Thursday, September 13, 2012

Don't Count on Saudi Arabia for Oil Exports Says Citigroup Analysis.

Bloomberg's Businessweek (http://www.businessweek.com/news/2012-09-04/saudi-arabia-may-become-oil-importer-by-2030-citigroup-says) printed a report titled "Saudi Petrochemicals – The End of the MagicPorridge Pot?"

Based on Citigroup's152 pages long analysis of various companies in Saudi Arabia and the discussion of future oil export possibilities. The report finds:

1. Oil production will be constant at 12.5 million barrels per day (Mb/d) as expected.

2. Saudi Arabia generates 50% of its electricity using natural gas and 50% using oil products. They are using their own natural gas and oil production to do this. Saudi Arabia consumes all the natural gas that it produces and the domestic production is insufficient for their needs.

3. SaudiArabia's peak load is approaching 50,000 megawatts (MW) 21,000 MW in 2000. They calculate a need of 120,000 MW of electricity in 2030. Aside from electricity they need water from desalination of seawater to support populaton growth.

4. The Saudi authorities have plans to use nuclear and solar energy.
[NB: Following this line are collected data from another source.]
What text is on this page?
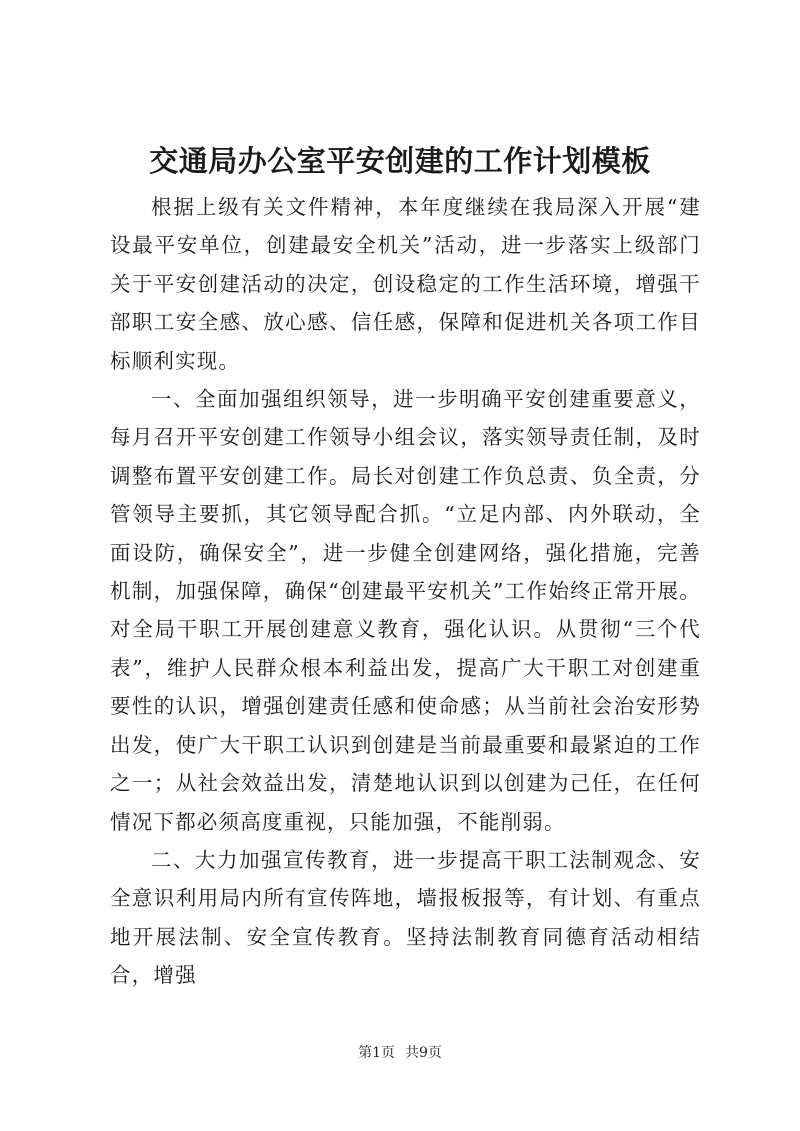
交通局办公室平安创建的工作计划模板

根据上级有关文件精神，本年度继续在我局深入开展“建设最平安单位，创建最安全机关”活动，进一步落实上级部门关于平安创建活动的决定，创设稳定的工作生活环境，增强干部职工安全感、放心感、信任感，保障和促进机关各项工作目标顺利实现。

一、全面加强组织领导，进一步明确平安创建重要意义，每月召开平安创建工作领导小组会议，落实领导责任制，及时调整布置平安创建工作。局长对创建工作负总责、负全责，分管领导主要抓，其它领导配合抓。“立足内部、内外联动，全面设防，确保安全”，进一步健全创建网络，强化措施，完善机制，加强保障，确保“创建最平安机关”工作始终正常开展。对全局干职工开展创建意义教育，强化认识。从贯彻“三个代表”，维护人民群众根本利益出发，提高广大干职工对创建重要性的认识，增强创建责任感和使命感；从当前社会治安形势出发，使广大干职工认识到创建是当前最重要和最紧迫的工作之一；从社会效益出发，清楚地认识到以创建为己任，在任何情况下都必须高度重视，只能加强，不能削弱。

二、大力加强宣传教育，进一步提高干职工法制观念、安全意识利用局内所有宣传阵地，墙报板报等，有计划、有重点地开展法制、安全宣传教育。坚持法制教育同德育活动相结合，增强

第1页 共9页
By 2050 they plan: Nuclear energy 54,000 MW, concentrated solar 25,000 MW, photovoltaics 16,000 MW and wind power 9,000 MW.

5. Citigroup's conclusion: Saudi Arabia will not be an oil exporter in 2030. Electricity generation will increase at approximately the same rate as is occurring currently and that there will be delays in establishment of alternative sources of electricity.
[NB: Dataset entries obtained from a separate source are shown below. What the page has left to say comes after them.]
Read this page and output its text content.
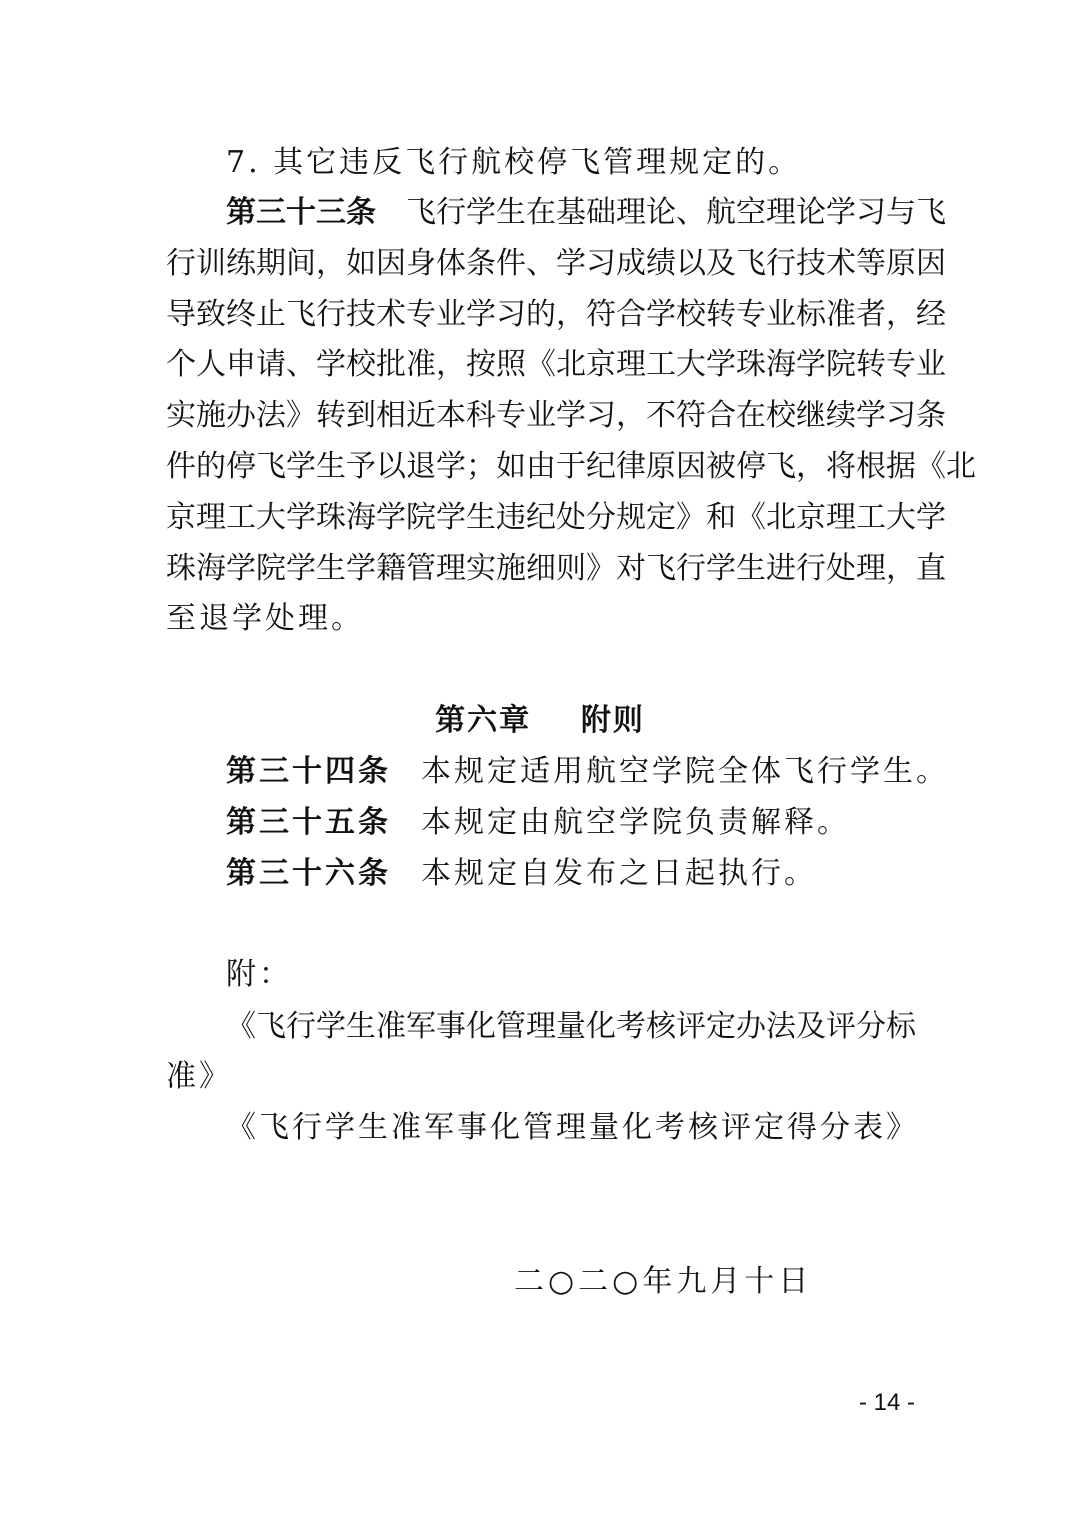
7. 其它违反飞行航校停飞管理规定的。
第三十三条 飞行学生在基础理论、航空理论学习与飞
行训练期间，如因身体条件、学习成绩以及飞行技术等原因
导致终止飞行技术专业学习的，符合学校转专业标准者，经
个人申请、学校批准，按照《北京理工大学珠海学院转专业
实施办法》转到相近本科专业学习，不符合在校继续学习条
件的停飞学生予以退学；如由于纪律原因被停飞，将根据《北
京理工大学珠海学院学生违纪处分规定》和《北京理工大学
珠海学院学生学籍管理实施细则》对飞行学生进行处理，直
至退学处理。
第六章    附则
第三十四条 本规定适用航空学院全体飞行学生。
第三十五条 本规定由航空学院负责解释。
第三十六条 本规定自发布之日起执行。
附：
《飞行学生准军事化管理量化考核评定办法及评分标
准》
《飞行学生准军事化管理量化考核评定得分表》
二○二○年九月十日
- 14 -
"Saudi Arabia is the world's largest oil producer (11.1mbpd) & exporter (7.7mbpd). It also consumes 25% of its production. Energy consumption per capita exceeds that of most industrialnations. Oil & its derivatives account for ~50% of Saudi's electricity production, used mostly (>50%) for residential use. Peak power demand is growing by ~8%/yr. Our analysis shows that if nothing changes Saudi may have no available oil for export by 2030." Citigroup

6. Saudi Arabia's domestic consumption of oil is increasing - and this is occurring in all the oil exporting nations. Some contend that the volume of oil available for importation by the OECD nations in 2020 will thus contract by half compared to what was available in 2005.